Running the ruby plugin foo.rb for logstash-1.5.0beta1 version

I am trying to run the ruby plugin foo.rb as given on this link-http://logstash.net/docs/1.3.3/extending/example-add-a-new-filter .
As specified there I have created the ruby file inside /logstash-1.5.0.beta1/lib/logstash/filters/foo.rb
The command for running the conf file is given as-
% logstash --pluginpath . -f example.conf
What exactly should I write in the place of 'pluginpath'?

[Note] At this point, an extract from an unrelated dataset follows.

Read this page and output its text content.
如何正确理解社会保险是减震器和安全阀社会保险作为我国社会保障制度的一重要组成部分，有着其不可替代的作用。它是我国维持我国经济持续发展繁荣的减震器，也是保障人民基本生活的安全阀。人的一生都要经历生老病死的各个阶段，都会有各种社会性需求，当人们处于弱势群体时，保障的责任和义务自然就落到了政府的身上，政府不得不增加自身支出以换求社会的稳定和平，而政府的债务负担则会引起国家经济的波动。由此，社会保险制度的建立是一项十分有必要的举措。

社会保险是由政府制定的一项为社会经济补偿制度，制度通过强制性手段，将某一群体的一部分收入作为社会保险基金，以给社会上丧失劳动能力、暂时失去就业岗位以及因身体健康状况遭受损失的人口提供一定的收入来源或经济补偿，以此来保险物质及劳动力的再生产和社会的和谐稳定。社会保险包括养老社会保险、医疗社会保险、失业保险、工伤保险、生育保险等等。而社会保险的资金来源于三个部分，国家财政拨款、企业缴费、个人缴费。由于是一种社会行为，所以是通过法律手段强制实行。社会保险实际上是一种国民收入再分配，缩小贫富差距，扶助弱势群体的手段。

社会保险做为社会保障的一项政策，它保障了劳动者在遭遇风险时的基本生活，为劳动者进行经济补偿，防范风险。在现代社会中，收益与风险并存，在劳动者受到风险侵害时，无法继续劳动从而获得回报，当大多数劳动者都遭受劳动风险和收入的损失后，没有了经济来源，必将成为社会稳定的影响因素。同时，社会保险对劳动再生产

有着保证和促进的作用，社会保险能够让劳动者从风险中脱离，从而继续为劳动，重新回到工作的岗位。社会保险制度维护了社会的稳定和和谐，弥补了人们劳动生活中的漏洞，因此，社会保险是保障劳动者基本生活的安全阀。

On specifying the path of foo.rb it is giving me the following errors-
Clamp::UsageError: Unrecognised option '--lib/logstash/filters/foo.rb'
signal_usage_error at /home/administrator/Softwares/logstash-1.5.0.beta1/vendor/bundle/jruby/1.9/gems/clamp-0.6.3/lib/clamp/command.rb:103
find_option at /home/administrator/Softwares/logstash-1.5.0.beta1/vendor/bundle/jruby/1.9/gems/clamp-0.6.3/lib/clamp/option/parsing.rb:62
parse_options at /home/administrator/Softwares/logstash-1.5.0.beta1/vendor/bundle/jruby/1.9/gems/clamp-0.6.3/lib/clamp/option/parsing.rb:28
parse at /home/administrator/Softwares/logstash-1.5.0.beta1/vendor/bundle/jruby/1.9/gems/clamp-0.6.3/lib/clamp/command.rb:52
run at /home/administrator/Softwares/logstash-1.5.0.beta1/lib/logstash/runner.rb:155
call at org/jruby/RubyProc.java:271
run at /home/administrator/Softwares/logstash-1.5.0.beta1/lib/logstash/runner.rb:171
call at org/jruby/RubyProc.java:271
initialize at /home/administrator/Softwares/logstash-1.5.0.beta1/vendor/bundle/jruby/1.9/gems/stud-0.0.18/lib/stud/task.rb:12
What should I do? Thanks in advance! :)